Il est 48 heures actuellement depuis l'arrestation par les Maï-Maï de la faction CNPSC du Général autoproclamé William Amuri Yakutumba du Président de la société civile de la ville de Baraka et son vice.
Etunda Maisha Albert et Mateso wa Mulendela Moutard sont incarcérés au quartier Général de ses Wazalendo situé à l'école YEP vers le quartier Mwamsombo.
Selon certaines sources non officielles, ces derniers sont incarcérés pour avoir rendu visite à Monsieur Shikoti Tangani'a Lac, ancien Président de la société civile qui est aux arrets, il y a quelques jours.
Ces arrestations interviennent quelques jours seulement après la libération par les Wazalendo des notables Luanusha M'melewa Josué et Kasesula wa Kasesula Vicent qui ont récouvré leur libération après le payement d'une amande allant jusqu'à à 1000 dollars Américains.
Des arrestations illégales et sans preuves
Tout reste à vérifier, en territoire de Fizi et en ville de Baraka, tout soupçon d'être en connivence avec les rebelles du M23-RDF-AFC soutenus par le Rwanda selon les rapports des experts de l'ONU, pour atteindre ces localités ci-haut citées, conduit à une arrestation sans pitié.
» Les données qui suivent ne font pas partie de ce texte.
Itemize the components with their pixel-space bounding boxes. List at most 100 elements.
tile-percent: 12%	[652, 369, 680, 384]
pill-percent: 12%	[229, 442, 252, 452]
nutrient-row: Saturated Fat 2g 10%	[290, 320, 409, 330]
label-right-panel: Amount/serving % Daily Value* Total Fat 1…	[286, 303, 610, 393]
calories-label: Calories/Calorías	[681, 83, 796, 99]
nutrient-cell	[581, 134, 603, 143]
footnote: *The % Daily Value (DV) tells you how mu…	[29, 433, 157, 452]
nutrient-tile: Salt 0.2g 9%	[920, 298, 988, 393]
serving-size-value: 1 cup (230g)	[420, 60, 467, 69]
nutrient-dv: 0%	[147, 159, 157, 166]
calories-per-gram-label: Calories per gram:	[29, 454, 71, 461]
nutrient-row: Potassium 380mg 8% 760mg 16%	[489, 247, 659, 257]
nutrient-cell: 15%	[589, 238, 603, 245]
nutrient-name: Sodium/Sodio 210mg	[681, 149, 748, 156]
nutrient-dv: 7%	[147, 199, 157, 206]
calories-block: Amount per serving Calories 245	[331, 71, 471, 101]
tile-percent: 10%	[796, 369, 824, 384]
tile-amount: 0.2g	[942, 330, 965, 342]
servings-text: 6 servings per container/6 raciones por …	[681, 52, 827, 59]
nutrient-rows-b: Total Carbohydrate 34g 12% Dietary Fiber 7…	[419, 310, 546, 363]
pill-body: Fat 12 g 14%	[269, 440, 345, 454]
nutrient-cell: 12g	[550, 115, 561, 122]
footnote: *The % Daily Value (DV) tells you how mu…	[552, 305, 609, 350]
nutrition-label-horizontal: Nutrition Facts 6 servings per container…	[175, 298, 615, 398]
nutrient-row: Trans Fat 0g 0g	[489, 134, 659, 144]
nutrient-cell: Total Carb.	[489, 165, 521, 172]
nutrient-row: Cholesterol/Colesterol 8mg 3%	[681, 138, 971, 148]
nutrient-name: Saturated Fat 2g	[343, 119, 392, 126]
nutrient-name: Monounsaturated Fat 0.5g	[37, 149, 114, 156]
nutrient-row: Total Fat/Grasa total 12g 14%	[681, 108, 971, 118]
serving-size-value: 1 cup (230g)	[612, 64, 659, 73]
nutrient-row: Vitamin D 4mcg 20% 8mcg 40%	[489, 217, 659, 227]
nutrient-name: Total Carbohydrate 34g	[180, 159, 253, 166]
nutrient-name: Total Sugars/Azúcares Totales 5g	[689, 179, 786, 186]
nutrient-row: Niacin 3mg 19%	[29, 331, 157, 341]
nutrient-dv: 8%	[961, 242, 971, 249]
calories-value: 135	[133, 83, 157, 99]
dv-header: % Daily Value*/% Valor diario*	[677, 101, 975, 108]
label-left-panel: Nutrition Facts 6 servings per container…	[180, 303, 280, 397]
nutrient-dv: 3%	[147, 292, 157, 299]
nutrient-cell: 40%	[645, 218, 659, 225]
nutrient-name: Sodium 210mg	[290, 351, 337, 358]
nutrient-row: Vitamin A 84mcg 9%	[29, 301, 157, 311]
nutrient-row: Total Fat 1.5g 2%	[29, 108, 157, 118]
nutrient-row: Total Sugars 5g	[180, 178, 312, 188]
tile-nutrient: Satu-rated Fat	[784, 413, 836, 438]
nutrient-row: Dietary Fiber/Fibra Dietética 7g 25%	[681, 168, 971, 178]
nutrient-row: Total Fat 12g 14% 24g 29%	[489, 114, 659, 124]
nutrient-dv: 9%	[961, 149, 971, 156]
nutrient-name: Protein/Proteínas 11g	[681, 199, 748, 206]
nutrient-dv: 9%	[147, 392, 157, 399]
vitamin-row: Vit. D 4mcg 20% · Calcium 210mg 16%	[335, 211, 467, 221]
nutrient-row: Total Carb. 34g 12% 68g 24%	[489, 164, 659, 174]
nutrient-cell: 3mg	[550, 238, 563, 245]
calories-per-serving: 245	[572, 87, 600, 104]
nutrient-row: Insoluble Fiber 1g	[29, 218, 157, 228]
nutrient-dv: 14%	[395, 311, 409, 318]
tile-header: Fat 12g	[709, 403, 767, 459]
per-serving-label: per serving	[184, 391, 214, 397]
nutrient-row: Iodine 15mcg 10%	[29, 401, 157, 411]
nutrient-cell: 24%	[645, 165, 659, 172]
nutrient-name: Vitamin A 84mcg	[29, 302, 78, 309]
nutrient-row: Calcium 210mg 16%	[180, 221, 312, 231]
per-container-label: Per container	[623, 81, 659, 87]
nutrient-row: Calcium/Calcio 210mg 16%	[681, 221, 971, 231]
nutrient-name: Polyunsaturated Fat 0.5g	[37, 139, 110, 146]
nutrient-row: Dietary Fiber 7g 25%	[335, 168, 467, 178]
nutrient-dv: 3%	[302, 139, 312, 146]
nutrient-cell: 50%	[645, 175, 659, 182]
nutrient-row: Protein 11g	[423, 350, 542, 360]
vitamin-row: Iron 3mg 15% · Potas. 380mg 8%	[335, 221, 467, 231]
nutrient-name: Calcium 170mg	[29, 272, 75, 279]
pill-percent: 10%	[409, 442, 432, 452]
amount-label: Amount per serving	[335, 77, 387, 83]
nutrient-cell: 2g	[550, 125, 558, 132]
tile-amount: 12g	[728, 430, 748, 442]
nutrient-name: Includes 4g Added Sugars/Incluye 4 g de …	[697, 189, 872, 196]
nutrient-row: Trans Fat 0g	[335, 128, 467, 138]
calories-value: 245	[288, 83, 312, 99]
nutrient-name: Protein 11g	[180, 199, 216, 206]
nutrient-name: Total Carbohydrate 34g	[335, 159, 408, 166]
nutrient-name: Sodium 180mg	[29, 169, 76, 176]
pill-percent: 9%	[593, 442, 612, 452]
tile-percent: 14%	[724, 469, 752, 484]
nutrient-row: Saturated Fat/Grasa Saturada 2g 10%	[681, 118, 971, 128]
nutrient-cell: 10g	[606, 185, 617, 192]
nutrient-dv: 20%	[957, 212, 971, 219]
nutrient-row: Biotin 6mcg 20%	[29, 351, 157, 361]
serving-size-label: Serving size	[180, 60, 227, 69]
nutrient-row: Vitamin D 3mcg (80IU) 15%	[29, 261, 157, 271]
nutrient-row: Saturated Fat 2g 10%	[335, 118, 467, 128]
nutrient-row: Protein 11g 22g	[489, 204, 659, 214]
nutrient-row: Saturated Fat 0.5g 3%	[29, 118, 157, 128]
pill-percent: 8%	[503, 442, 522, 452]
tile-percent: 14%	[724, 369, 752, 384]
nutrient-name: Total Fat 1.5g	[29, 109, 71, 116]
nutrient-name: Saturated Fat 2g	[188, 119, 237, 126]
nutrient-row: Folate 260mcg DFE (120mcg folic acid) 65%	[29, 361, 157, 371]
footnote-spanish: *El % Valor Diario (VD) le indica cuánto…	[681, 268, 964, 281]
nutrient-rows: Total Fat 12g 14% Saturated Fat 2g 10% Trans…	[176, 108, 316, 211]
Il y a des arrestations arbitraires et sans preuves.
« Nous avons besoin de savoir plus sur ces arrestations sans preuves des certains parmi les fils du terroir par le Wazalendo sous pretexte d'être en contact avec les rebelles du M23, nous demandons au gouvernement Congolais et Provincial au Sud-Kivu, pour que ses frères qui sont aux arrets soient libérés », a déclaré un notre de Fizi vivant à Bukavu.
Les structures des Jeunes prennent en main la situation
Face à ces arrestations, les structures des jeunes de Baraka-Fizi se dit aussi choquaient par cette façon de faire des Wazalendo.
Selon « la Tribune du Jeune Leader, parler pour relever les défis », dont son initiateur Wakati Galilée, ces actes d’intimidation sont une violation flagrante des droits fondamentaux et participent à l’instabilité de la société.
« La TJL-FIZIT dénonce fermement cette dérive et exige leur libération immédiate et inconditionnelle. Il sied de rappeler que lorsqu'ils veulent avoir du poids et être pris au sérieux aux niveaux local, national et international, les Wazalendo doivent rompre avec la violence gratuite et se positionner comme des acteurs de dialogue », a-t-il dénoncé.
Une campagne sur internet pour dénoncer les actes commis par les Wazalendo et exiger la libération de Shikoti Tangan'ia Lac, Albert Etunda et Moutard Mateso.
Nous avons tenté de joindre au téléphone les responsables des Wazalendo pour savoir plus sur le mobile de ces arrestations, mais sans succès.